I remembered the usual warning we children get about avoiding interaction with strangers. He was a strange little child like me. I could trust children right, not adults ? Now I was confused and scared. He could read my expressions and he answered” its not too far , just around there and you can stand there and keep an eye on your Grandfather. And when he realises you are not around he just has to look up and he will find you a little further away. Don’t worry.”
I was not going far away . A few steps and then all the stalls were flower stalls there was no physical bifurcation but how my nostrils figured out this fine divide? I stood there surrounded by flowers that were smelling fresh and looking so bright. There were the roses, the while slender stalked Rajnigandha(Mexican tuber rose) and the orange stalked Shefali flowers( night flowering jasmine). The lotuses and lilies didn’t smell fresh but looked great. There were colourful garlands of flowers hanging all over the place.This new spot was surely paradise. This boy simply stood across and giggled watching my face become bright. I in turn chuckled along with him. I turned around looking at the flower stalls. And he stood there in the very same spot giving me a guided tour of the flowers section of the market. “ “how do you know so much about flowers I asked?” ” Well my mother sells flowers in the market. Now that the summer vacations are here . I am here usually with her else I would be at school. I stay by longer and loiter around the market. You wont get lost here with me. Don’t worry”.

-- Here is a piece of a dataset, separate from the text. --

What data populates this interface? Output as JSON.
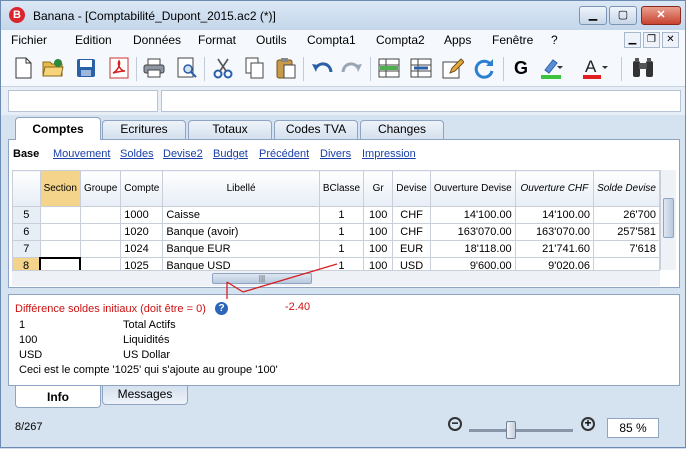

Grandfather finished buying his fish and then his obvious scramble started ,looking for me . All his anxieties were short lived as he saw me standing there a little ahead . Well I did get a stern warning for slipping away without informing. I introduced my little friend to Grandpa. Grandpa kind of approved of him with yet a reluctant smile. Well now Grandpa held my hand I held the lotus flower in my hand from my friend and began walking away. I looked back several times and he waved at me. He also screamed aloud “come back tomorrow”. That summer I did go back to the local market with Grandpa every morning jumping out of the bed before my alarm rang. My friend waited for me at the fish market in the stall were Grandpa bought his fish from. We ran around the stalls hovering around Grandfather . Every day he gave me a flower to take back from his mother’s stall. It was a beautiful summer. I still cherish those memories. Grandpa always made me write essays over any topic he picked they could vary from ordinary incidents and unusual experiences in life. A trip to the fish market was one of them. I think I wrote about my friend in the market, that summer. Well here I am writing about a long lost friend remembering him after many years. After all my aversion towards fish got me a friend . Every thing happens for a reason. I guess.